Time went by. At the moment I am very healthy again. I hardly cry anymore. Going to an acupuncturist and herbalist also helped. They helped me to reduce PMS to 0. The herbalist gave me lots of vitamins and some diet advice. Now I eat less carbs and more protein and omega-3 fats. I should eat more vegetables and less fruit, but that's a hard one. My skin is better than ever. I am never tired anymore. I sleep like a rose. I gained a little wait, but that's ok because I'll have something to inject in.

In fact I feel so healthy it frustrates me. I have the most regular periods. When I ovulate I have beautiful cervical mucus that lasts for days. R has great sperm.

I just have stupid blocked tubes.

Last weekend was the last chance for Sperm and Egg to meet the natural way. Saturday evening: 'Darling, there has been an accident in the tunnel, there is a big traffic jam, I think I'm gonna be a bit late!' Monday morning. Egg completely dissapointed. 'He said he would come and get me, but never showed up...'

Thursday, September 01, 2005

Counting down

Today is the first day of spring. I'm counting down the days till IVF. Seven days before I start the hormones.

One of the reasons I started this blog was because I noticed I didn't talk much anymore.

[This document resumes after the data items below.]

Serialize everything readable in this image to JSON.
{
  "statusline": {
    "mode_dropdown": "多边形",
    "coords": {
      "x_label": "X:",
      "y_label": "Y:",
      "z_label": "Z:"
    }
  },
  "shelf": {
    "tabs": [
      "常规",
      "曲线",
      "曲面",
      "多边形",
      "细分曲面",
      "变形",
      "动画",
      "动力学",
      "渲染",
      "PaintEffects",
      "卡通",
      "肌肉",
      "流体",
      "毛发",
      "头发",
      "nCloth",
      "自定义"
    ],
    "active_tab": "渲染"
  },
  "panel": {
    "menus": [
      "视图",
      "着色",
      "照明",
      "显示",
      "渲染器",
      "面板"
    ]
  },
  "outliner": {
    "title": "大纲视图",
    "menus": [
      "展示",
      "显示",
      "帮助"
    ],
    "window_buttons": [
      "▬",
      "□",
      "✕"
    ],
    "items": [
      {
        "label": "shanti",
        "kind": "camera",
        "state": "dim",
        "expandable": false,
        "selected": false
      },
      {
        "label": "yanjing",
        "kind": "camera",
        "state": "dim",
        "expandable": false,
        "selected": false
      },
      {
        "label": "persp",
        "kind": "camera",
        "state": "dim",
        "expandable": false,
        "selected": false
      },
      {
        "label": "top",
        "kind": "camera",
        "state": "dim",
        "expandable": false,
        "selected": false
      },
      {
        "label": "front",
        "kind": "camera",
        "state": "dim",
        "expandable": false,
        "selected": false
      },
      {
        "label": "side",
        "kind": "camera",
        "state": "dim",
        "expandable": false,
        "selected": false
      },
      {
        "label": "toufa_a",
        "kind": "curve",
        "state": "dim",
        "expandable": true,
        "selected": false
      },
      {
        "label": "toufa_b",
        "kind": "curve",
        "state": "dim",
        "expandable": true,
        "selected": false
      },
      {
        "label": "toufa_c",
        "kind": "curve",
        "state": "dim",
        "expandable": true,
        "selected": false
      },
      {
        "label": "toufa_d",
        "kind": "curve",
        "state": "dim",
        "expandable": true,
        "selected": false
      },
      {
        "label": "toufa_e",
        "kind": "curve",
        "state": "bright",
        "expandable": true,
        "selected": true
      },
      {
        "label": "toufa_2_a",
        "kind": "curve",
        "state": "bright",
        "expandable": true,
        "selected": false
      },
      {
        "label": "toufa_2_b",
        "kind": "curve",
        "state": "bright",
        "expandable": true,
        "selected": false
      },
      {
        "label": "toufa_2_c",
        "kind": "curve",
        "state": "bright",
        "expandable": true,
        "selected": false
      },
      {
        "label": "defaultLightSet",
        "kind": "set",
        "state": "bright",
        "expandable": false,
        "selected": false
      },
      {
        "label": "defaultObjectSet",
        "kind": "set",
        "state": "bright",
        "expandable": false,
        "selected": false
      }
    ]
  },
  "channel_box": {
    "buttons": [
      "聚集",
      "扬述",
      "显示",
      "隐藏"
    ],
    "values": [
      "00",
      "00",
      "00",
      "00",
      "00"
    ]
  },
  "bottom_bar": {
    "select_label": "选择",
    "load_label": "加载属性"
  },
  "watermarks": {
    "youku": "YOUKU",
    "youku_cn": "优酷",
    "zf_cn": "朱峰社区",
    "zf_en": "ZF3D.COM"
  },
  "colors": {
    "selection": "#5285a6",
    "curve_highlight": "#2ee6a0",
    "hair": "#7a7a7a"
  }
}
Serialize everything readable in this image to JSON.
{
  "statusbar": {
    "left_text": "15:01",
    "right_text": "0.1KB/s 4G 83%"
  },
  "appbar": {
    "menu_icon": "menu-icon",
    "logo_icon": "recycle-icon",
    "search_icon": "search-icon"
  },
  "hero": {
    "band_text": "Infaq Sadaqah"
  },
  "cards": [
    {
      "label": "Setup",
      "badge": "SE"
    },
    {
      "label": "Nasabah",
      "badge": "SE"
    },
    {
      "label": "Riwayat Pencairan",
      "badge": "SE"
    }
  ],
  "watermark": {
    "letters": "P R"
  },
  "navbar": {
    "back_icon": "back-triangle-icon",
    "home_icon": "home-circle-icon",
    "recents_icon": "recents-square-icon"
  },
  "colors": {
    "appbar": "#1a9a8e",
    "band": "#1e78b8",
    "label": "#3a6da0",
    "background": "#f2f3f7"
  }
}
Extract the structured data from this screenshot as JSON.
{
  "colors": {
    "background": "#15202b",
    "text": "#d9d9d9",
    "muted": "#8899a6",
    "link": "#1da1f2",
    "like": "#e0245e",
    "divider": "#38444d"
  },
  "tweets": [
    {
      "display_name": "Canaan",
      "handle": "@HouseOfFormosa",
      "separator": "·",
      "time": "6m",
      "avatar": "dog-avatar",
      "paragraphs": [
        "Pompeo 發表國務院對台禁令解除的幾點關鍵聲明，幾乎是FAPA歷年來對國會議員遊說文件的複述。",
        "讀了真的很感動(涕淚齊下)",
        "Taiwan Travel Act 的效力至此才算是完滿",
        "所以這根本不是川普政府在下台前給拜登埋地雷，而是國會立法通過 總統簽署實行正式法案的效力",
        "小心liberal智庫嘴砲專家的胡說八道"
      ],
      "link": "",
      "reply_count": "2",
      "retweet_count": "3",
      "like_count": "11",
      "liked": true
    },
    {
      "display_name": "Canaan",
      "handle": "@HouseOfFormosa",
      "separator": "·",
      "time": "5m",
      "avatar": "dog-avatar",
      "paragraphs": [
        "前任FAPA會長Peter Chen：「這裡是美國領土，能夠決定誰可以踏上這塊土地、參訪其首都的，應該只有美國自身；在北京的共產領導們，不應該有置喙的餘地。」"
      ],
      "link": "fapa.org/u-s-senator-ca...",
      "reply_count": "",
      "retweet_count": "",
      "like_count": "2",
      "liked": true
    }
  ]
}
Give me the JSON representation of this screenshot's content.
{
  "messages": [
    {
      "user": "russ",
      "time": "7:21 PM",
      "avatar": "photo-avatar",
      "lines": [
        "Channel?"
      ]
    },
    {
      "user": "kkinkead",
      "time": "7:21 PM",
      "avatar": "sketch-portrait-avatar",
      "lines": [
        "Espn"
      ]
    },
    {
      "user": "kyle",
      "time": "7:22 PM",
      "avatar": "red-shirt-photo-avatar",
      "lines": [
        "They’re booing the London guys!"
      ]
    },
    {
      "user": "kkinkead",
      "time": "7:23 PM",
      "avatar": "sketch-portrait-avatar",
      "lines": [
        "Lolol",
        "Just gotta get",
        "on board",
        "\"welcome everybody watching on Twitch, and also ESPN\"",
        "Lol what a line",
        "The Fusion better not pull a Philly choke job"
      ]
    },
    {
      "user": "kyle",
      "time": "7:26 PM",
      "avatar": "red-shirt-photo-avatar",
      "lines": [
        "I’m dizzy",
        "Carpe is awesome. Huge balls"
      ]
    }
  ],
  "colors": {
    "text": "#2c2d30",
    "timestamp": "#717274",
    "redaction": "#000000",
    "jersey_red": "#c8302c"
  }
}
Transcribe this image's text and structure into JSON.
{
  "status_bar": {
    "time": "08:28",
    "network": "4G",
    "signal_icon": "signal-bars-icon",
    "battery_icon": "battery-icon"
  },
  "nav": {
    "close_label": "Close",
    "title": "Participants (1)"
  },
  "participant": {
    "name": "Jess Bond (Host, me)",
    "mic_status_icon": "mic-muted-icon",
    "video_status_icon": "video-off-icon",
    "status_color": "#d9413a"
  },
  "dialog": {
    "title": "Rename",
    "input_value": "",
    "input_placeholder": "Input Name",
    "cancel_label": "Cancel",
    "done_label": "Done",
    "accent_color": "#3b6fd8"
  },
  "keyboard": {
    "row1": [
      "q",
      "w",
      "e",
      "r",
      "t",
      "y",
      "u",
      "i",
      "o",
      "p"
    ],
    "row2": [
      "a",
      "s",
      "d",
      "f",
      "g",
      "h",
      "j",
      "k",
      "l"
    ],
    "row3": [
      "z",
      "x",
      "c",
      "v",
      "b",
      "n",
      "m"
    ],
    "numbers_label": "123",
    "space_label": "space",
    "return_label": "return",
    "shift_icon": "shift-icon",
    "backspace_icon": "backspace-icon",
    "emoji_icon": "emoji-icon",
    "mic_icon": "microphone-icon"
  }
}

Since my ectopics last year I slowly but gradually stopped talking to other people but R. I also lost a great part of my creativity. I am much more passive than before and slightly obsessive. Sometimes I start to read other peoples blogs about IF and I can't stop. That's bad for my work as I work from home and there is nobody to check on me. Lucky me, there's nobody to fire me either.

I don't know many people in this side of the planet yet. Most of my friends are at home in Europe and I can only talk to them by email or phone. But I got sick of talking about my sadness. And I didn't want to bore anyone with it. So I stopped calling and mailing. And when I am feeling good I don't want to call them either because they will ask about it. That's really sweet, but especially when I feel good I don't want to talk about my infertility.

So I started a blog. I won't bore anyone here cause hardly anyone reads it, and the people that do are probably in a similar situation. And obsessed like me. Now I just need to find the discipline and creativity to write in it. Maybe it will be easier once the cycle has started. This waiting does my head in...

I have a stepdog. It's a mini maltese terrier and she is very pregnant. Her belly is huge and she has still three weeks to go! I don't think the 'real mothers' of the dog will let her have her pups here, but it would be nice to distract me. At first the thought that she was pregnant was quite painful, but taking care of this little pregnant soul is doing something positive to my pain. I don't want to become bitter, whatever happens to me and she is helping me with that.